Navigation für 400 Euro vom Lebensmitteldiscounter?

Gemeint sind PDA-Kleinstcomputer die im Paket mit Software und GPS-Empfänger in der Werbung als "Navigationsgerät" angeboten werden.

Ein großer Teil unserer Kunden hat bereits derartige Systeme getestet und sich danach für ein "richtiges" Navigationsgerät entschieden. Zur Erläuterung:

Eigentlich kann man nicht alle PDA-basierten Systeme in einen Topf werfen, die Spanne reicht von Primitivsystemen beim Lebensmitteldiscounter mit veralteter, eingeschränkter Software und Billig-Hardware bis zu Kombinationen aus leistungsfähigem Marken-PDA mit ausreichendem Speicher, hochwertigen GPS-Empfängern mit Funkverbindung und aktueller Software. Da eine derartige Kombination in einer ähnlichen Preislage wie z. B. das Streetpilot III liegt, ist ein Vergleich durchaus angebracht. Auf Offboard-Navigation (z. B. T-Mobile) brauchen wir schon allein wegen der ganz unterschiedlichen Preisgestaltung (Kosten pro Navigation und Minute) nicht eingehen.
 
Ein PDA ist ein sehr universell einzusetzendes Gerät. Bei der Konzeption müssen Anwendungsbereiche von Tabellenkalkulation bis hin zu Spielen berücksichtigt werden. Darüber hinaus muss sich ein derartiges Gerät sehr preiswert in großen Stückzahlen herstellen lassen und sehr kompakt sein. Bei einem Anwendungsfall wie der Navigation müssen Komponenten aus verschiedensten Quellen zusammenarbeiten. PDA, Installationsmaterial, Betriebssystem, GPS-Empfänger, Zusatzsoftware (wie Sprachmodule), Navigationssoftware, Kartenmaterial, etc. kommen im Normalfall von den unterschiedlichsten Herstellern aus Fernost, Europa und den USA. Genau wie bei den PC hat sich in der Praxis gezeigt, dass sich hier oftmals Probleme ergeben können. Veränderungen einer Komponente ziehen teilweise Störungen bei anderen Teilen nach sich. Hier ist technisches Verständnis und auch die Bereitschaft zur Eigeninitiative gefragt. Die Beschaffung und Installation z. B. von Treiber-Updates sollten den Betreiber nicht vor Probleme stellen. Beachten Sie auch, dass praktisch alle zur Zeit angebotenen PDA-Navigationssysteme auf eine 12 V Zigarettenanzünderanschluß angewiesen sind. Bluetooth Funkempfänger besitzen einen Akku der schon nach wenigen Stunden geladen werden muss.
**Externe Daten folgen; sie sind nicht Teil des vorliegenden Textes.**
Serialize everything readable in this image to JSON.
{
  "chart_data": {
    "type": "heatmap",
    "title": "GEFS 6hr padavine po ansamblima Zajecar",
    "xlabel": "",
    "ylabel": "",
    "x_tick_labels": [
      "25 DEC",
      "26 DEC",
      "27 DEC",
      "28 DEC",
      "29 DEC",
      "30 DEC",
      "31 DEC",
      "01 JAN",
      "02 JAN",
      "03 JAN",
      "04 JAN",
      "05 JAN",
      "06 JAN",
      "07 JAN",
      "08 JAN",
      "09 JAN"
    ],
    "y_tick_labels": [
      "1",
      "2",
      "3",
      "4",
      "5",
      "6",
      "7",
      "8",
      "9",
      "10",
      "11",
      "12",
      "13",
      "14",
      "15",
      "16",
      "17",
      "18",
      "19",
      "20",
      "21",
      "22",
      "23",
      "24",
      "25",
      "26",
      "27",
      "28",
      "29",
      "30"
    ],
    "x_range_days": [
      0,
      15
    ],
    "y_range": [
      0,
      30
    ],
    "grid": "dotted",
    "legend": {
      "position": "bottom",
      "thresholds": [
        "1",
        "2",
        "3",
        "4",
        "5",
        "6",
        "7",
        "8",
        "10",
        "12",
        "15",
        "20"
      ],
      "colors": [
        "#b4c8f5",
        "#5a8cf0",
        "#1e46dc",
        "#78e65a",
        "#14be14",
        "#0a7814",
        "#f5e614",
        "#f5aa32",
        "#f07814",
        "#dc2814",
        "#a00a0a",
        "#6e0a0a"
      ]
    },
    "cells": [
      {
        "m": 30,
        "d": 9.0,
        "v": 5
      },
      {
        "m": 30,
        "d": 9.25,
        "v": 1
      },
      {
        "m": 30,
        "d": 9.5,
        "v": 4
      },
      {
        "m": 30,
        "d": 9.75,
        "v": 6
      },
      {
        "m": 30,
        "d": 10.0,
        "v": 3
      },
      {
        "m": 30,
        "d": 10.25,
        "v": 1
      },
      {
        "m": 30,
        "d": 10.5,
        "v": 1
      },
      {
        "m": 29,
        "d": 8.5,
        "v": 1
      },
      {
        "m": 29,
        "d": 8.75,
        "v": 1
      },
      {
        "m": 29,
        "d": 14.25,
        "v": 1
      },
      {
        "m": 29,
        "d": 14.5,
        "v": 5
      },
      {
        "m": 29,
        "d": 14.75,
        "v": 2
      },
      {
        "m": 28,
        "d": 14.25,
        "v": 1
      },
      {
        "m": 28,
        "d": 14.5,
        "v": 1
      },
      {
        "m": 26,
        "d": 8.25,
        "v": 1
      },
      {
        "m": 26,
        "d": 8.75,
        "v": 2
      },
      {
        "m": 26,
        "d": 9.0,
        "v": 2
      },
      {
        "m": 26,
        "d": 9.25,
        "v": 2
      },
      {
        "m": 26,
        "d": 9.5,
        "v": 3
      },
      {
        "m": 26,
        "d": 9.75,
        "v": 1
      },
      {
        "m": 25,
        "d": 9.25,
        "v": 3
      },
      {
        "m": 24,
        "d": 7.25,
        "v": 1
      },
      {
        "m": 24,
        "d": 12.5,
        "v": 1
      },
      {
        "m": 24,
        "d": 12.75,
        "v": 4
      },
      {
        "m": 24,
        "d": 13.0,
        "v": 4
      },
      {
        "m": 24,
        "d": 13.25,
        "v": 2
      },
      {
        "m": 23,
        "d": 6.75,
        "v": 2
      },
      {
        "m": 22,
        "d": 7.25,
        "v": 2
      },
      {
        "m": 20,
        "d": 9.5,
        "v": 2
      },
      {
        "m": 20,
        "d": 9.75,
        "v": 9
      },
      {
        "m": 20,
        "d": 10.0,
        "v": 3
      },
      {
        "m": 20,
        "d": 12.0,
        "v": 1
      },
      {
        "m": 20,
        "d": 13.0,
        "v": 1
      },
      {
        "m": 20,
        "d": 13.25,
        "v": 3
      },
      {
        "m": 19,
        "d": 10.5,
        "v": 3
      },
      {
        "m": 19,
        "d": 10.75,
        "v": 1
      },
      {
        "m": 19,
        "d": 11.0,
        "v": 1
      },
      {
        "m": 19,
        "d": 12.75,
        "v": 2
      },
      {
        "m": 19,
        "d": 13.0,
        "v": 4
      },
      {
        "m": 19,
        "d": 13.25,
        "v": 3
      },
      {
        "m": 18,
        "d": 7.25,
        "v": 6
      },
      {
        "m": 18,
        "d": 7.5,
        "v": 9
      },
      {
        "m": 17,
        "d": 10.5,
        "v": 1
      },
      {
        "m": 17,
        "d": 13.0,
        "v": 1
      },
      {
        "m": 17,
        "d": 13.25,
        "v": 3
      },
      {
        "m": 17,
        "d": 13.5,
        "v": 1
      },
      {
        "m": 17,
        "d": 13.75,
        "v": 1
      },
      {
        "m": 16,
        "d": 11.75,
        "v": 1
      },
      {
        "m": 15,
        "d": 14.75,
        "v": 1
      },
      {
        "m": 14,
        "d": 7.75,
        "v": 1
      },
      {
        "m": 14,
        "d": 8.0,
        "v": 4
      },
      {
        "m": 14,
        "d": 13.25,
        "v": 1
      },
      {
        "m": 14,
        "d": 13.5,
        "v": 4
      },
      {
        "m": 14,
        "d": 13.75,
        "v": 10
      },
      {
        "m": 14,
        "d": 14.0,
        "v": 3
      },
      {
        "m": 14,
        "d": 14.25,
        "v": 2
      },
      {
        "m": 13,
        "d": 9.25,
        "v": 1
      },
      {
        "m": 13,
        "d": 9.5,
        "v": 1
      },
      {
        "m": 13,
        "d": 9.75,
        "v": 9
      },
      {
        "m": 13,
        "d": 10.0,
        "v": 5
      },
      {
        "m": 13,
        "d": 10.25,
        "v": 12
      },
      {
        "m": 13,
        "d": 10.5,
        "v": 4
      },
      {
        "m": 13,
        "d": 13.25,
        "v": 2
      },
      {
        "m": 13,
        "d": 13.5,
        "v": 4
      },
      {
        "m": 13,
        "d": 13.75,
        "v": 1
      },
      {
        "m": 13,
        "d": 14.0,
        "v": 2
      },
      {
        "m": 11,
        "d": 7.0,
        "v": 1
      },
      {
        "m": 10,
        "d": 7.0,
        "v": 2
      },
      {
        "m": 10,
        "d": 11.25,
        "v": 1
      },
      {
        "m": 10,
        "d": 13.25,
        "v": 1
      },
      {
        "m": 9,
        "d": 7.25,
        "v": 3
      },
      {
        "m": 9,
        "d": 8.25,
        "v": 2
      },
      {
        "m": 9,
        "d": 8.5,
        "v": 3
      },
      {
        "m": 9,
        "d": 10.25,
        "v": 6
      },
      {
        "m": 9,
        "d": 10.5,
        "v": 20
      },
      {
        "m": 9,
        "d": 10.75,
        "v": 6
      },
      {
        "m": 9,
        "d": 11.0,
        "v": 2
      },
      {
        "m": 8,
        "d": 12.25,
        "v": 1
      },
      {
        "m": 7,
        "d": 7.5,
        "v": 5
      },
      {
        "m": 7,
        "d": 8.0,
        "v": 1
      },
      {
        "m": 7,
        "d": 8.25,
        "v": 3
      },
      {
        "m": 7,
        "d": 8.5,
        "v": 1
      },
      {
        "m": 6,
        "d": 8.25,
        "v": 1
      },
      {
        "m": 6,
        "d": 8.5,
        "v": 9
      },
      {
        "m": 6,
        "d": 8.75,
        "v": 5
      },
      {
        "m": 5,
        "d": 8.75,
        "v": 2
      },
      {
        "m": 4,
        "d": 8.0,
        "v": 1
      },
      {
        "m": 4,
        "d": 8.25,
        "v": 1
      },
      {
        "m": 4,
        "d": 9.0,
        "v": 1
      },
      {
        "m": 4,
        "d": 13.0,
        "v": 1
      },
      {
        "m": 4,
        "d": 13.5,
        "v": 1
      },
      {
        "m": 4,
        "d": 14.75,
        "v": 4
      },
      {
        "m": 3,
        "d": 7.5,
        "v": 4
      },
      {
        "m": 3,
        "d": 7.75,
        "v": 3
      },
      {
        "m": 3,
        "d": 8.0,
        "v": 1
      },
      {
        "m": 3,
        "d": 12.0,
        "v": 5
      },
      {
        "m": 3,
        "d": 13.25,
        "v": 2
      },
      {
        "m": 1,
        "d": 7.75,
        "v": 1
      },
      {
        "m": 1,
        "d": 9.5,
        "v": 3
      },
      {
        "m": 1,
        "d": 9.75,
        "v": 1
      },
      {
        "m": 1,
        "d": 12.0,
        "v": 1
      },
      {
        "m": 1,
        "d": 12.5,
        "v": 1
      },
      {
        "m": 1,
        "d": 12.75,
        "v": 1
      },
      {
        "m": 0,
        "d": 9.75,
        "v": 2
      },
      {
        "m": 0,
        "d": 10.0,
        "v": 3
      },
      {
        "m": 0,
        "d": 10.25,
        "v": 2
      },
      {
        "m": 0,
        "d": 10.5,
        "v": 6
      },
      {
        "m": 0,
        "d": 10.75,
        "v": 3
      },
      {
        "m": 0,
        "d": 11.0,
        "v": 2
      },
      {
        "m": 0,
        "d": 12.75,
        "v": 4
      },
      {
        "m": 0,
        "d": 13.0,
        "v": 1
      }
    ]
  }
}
PDA wurden nicht für den Autoeinsatz entwickelt. In der Praxis fallen daher oft schlecht erkennbare, spiegelnde Displays, unverständliche Sprachausgabe und umständliche Eingabe (meist mit Hilfe eines Stiftes) auf. Die Bedienung während der Fahrt ist "ein gefährliches Unterfangen" (AMS).

"Auto Motor und Sport" hat die führenden PDA-Kombinationen (Preise um € 1000,--) im Heft 8/2004 getestet. Einige Auszüge:

"Der ... verlangt eine umständliche Installationsaktion, nach der der Kunde um einige Nerven ärmer, aber um das Wissen eines so genannten virtuellen COM-Ports reicher ist"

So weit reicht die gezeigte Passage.